A revolução das tecnologias de informação obrigou a que se criassem diferentes profissões: gestores ou criadores de conteúdos, hoje há uma panóplia de novas ocupações apenas com um intuito: alimentar o feed e com isso conseguir dividendos de económicos a uma escala planetária que de outra forma não seria possível.

Esta profissionalização da comunicação digital tem benefícios. Permite dar escala a produtos que poderiam estar confinados a espaços exíguos pela sua limitação geografia, mas também permite a proliferação de conteúdos supérfluos e fúteis que maximizam uma visão capitalista da sociedade toldada para o sucesso, desvirtuando aquela que é a realidade diária que todos vivemos.

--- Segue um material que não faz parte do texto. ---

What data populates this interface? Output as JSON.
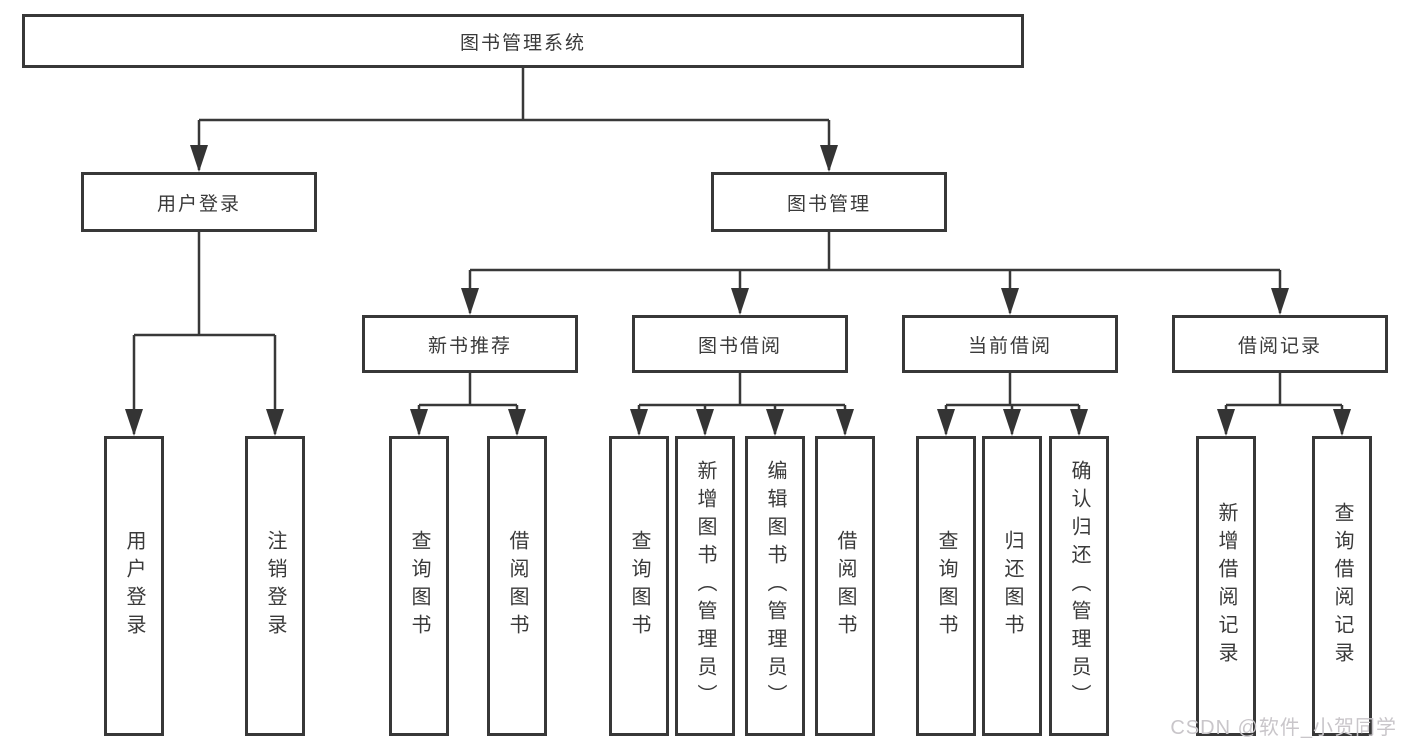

Partindo desta premissa, facilmente se concorda que o feed é uma espécie de montra digital em que nenhum comerciante põe o seu pior produto em exposição. Não há espaço a frustrações, pontos negros ou a mãos sujas de um dia de lavoura. Há apenas uma publicação, numa hora privilegiada, definida por um algoritmo, para que venha daí a aprovação social ou a divulgação da minha “pertença” à rotina. Um pedido de colaboração, ou um conjunto de likes é o objetivo. Se o conteúdo é verdadeiro ou falso, nem interessa. Há quem diga que o conteúdo orgânico é o que vende mais: pena é que raramente vi fotografias desfocadas e com pouca edição a serem viralizadas nas redes. A popularidade dos tempos modernos faz-se do alcance e do engagement que as publicações podem gerar, ou das reações nos stories , mas muito poucas vezes falamos de momentos que nos tocam a alma. No outro dia, pensava, quão raro é vermos uma criança de braço partido, joelhos esfolados ou calças rasgadas porque subiu a uma árvore ou caiu da bicicleta.

Sou um reformista por convicção, adoto e adiro à novidade, mas confesso-Vos que tenho algumas dúvidas sobre o caminho que estamos a trilhar. Não sendo as redes sociais de utilização obrigatória, ou sequer um bem de primeira necessidade, a verdade é que atualmente a socialização é muito mais sobre conexão do que sobre conhecimento. Parecemos admitir que a forma prevalece sobre a substância e quem está fora dela está sempre um passo desatualizado sobre os temas do momento. Não será esta excessiva e sucessiva procura de informação e respetiva partilha, uma das razões para tantos problemas de saúde mental entre os jovens?

O meu desejo para este verão é que sejamos menos feed e mais off.